April 5, 2017 - 16:15 AMT
PanARMENIAN.Net - European Union lawmakers adopted a resolution on Wednesday, April 5 setting their red lines for the two-year divorce talks with Britain and rejected attempts by British MEPs to recognize Gibraltar's pro-EU stance in the Brexit referendum, Reuters reports.
In a display of EU unity, the legislature' text repeated the same priorities set by the EU summits' chair Donald Tusk in his draft negotiating guidelines released last week.
The European Parliament wants talks on Britain's future relations with the EU to start only after "substantial progress" is made on the bill for Brexit bill, on the Irish border, and on the rights of the 3 million EU citizens in Britain and the one million British residents in EU countries.
The text was backed by more than two-thirds of the deputies in the parliament, which will have to approve any deal with the United Kingdom.
Britain's Under Secretary for Brexit Robin Walker said this was "a positive move" although Britain would prefer to start trade talks as soon as possible. He told reporters at the session in Strasbourg that Britain will also put citizens' rights first in the Brexit process.

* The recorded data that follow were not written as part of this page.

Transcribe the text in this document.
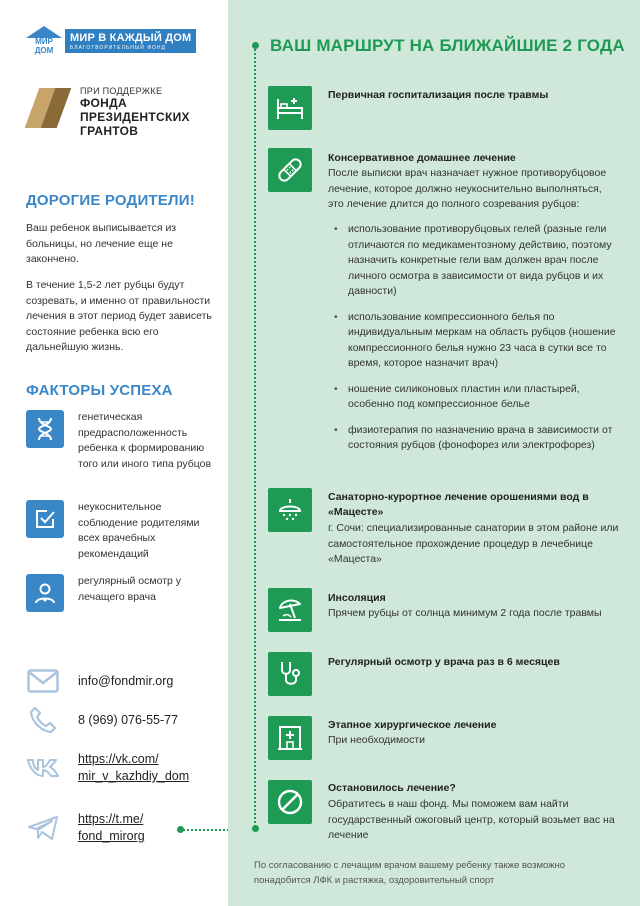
МИР ДОМ
МИР В КАЖДЫЙ ДОМ
БЛАГОТВОРИТЕЛЬНЫЙ ФОНД
ПРИ ПОДДЕРЖКЕ
ФОНДА
ПРЕЗИДЕНТСКИХ
ГРАНТОВ
ДОРОГИЕ РОДИТЕЛИ!
Ваш ребенок выписывается из больницы, но лечение еще не закончено.
В течение 1,5-2 лет рубцы будут созревать, и именно от правильности лечения в этот период будет зависеть состояние ребенка всю его дальнейшую жизнь.
ФАКТОРЫ УСПЕХА
генетическая предрасположенность ребенка к формированию того или иного типа рубцов
неукоснительное соблюдение родителями всех врачебных рекомендаций
регулярный осмотр у лечащего врача
info@fondmir.org
8 (969) 076-55-77
https://vk.com/
mir_v_kazhdiy_dom
https://t.me/
fond_mirorg
ВАШ МАРШРУТ НА БЛИЖАЙШИЕ 2 ГОДА
Первичная госпитализация после травмы
Консервативное домашнее лечение
После выписки врач назначает нужное противорубцовое лечение, которое должно неукоснительно выполняться, это лечение длится до полного созревания рубцов:
• использование противорубцовых гелей (разные гели отличаются по медикаментозному действию, поэтому назначить конкретные гели вам должен врач после личного осмотра в зависимости от вида рубцов и их давности)
• использование компрессионного белья по индивидуальным меркам на область рубцов (ношение компрессионного белья нужно 23 часа в сутки все то время, которое назначит врач)
• ношение силиконовых пластин или пластырей, особенно под компрессионное белье
• физиотерапия по назначению врача в зависимости от состояния рубцов (фонофорез или электрофорез)
Санаторно-курортное лечение орошениями вод в «Мацесте»
г. Сочи: специализированные санатории в этом районе или самостоятельное прохождение процедур в лечебнице «Мацеста»
Инсоляция
Прячем рубцы от солнца минимум 2 года после травмы
Регулярный осмотр у врача раз в 6 месяцев
Этапное хирургическое лечение
При необходимости
Остановилось лечение?
Обратитесь в наш фонд. Мы поможем вам найти государственный ожоговый центр, который возьмет вас на лечение
По согласованию с лечащим врачом вашему ребенку также возможно понадобится ЛФК и растяжка, оздоровительный спорт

In a minor departure from Tusk's text, the parliament's resolution hinted at the possibility for Britain to reverse the Brexit process, stressing however that this would be possible only with the approval of all the remaining 27 member states.
"The door is open if Britain changes its mind," Gianni Pittella, head of the center-left grouping, the second largest in the parliament, told reporters. The Greens expressed a similar wish.
The move was aimed at strengthening the hand of the 48 percent of Britons who voted against Brexit in last year's referendum, but was opposed by the EU chief negotiator on Brexit, Michel Barnier, parliament officials said.
The conservative grouping, the largest in the legislature, tried to distance itself from such a statement, although they backed the resolution. "Leave means leave," the conservatives' leader Manfred Weber said.
The resolution also allowed transitional arrangements to smooth the UK's departure, but they should not last more than three years. MEPs also insisted that at the end of the process Britain cannot expect better conditions than when it was an EU member.